Find the value of $a$ and $b$ in the polynomial $f\left(x\right)=2x^3+a{x}^2+bx+10$, if it is exactly divisible by $x+2$ and $2x-1$.​

Answer 1

Given: $f\left(x\right)=2x^3+a{x}^2+bx+10$
A polynomial $f\left(x\right)$ is exactly divisible by $x-a$ if and only if $f\left(a\right)=0$.

$\text{f(x)}$ is exactly divisible by $\text{x+2}$.

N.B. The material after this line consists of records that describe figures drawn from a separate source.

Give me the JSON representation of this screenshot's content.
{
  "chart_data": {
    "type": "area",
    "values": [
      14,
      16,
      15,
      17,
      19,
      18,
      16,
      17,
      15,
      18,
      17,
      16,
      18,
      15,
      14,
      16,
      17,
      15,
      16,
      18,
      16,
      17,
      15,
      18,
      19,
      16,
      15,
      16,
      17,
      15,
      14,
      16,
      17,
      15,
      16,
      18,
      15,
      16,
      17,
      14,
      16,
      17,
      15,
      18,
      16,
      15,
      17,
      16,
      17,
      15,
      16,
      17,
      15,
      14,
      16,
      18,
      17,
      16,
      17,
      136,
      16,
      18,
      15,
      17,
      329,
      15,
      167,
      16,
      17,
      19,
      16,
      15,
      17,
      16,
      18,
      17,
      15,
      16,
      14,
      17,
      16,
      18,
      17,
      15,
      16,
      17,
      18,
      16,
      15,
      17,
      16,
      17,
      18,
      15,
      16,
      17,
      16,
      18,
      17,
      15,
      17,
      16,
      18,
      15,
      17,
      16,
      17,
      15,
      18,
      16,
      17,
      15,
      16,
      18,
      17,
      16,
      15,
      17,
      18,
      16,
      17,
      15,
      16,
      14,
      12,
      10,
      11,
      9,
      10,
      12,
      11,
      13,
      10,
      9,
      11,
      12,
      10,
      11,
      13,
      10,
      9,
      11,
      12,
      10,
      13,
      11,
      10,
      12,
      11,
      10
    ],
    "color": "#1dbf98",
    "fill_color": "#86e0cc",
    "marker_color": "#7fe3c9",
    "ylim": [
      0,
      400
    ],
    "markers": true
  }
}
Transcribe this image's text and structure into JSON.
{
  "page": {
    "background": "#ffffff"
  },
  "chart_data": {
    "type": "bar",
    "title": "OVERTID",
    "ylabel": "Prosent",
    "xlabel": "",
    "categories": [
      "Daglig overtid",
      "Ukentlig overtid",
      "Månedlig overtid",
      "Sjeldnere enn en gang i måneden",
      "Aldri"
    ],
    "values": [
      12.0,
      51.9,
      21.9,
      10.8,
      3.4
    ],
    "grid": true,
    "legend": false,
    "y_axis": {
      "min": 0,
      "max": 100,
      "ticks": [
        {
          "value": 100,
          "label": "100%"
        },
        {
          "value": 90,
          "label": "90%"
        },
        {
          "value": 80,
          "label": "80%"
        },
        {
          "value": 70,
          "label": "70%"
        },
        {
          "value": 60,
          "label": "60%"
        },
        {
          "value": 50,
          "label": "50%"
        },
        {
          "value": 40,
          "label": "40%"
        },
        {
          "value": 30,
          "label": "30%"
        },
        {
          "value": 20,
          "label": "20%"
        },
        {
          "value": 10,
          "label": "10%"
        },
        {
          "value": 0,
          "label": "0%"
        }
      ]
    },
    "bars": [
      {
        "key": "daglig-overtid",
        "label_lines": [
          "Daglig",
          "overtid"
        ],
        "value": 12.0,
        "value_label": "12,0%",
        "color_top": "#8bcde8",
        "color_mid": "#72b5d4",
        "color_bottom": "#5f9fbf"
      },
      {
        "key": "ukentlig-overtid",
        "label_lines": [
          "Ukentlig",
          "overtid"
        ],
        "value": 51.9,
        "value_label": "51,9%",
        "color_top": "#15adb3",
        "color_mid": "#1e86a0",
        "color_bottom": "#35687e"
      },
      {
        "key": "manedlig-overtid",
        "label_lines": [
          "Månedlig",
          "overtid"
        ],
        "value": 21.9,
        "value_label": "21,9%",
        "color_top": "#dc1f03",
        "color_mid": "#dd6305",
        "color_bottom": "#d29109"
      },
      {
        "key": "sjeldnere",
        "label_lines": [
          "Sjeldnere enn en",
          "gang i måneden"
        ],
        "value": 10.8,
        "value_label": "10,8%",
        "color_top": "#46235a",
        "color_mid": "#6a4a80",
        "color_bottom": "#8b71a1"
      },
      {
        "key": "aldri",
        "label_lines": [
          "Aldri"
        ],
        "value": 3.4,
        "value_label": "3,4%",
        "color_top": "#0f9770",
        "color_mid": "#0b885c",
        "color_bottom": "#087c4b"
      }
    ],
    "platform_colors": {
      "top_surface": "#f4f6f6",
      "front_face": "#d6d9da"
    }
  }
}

$\therefore$$\text{f(x)}=0$
$2(-2{)}^3+\text{a}(-2{)}^2+\text{b}(-2)+10=0-16+4\text{a}-2\text{b}+10=0$
$4\text{a}-2\text{b}=6$
$2\text{a}-\text{b}=3$
$\text{b}=2\text{a}-3$-(i)

Also, $\text{f(x)}$ is exactly divisible by $(2\text{x}-1)$.
$\therefore \text{f}\left(\begin{array}{c}\frac{1}{2}\end{array}\right)$
$2{\left(\begin{array}{c}\frac{1}{2}\end{array}\right)}^3+\text{a}{\left(\begin{array}{c}\frac{1}{2}\end{array}\right)}^2+\text{b}\left(\begin{array}{c}\frac{1}{2}\end{array}\right))+10=0$

$\frac{1}{4}+\frac{\text{a}}{4}+\frac{\text{b}}{2}+10=0$

$1+\text{a}+2\text{b}+40=0$
$\text{a}+2\text{b}=-41$-(ii)

Step 2: Find the value of a and b

Put the value of b in equation (ii)
$\text{a}+2(2\text{a}-3)=-41$
$\text{a}+4\text{a}-6=-41$
$5\text{a}=-35$
$\text{a}=-7$

Put the value of a in equation (i)
$\text{b}=2(-7)-3=-14-3$
$\text{b}=-17$

Hence, $\text{a}=-7$ and $\text{b}=-17$.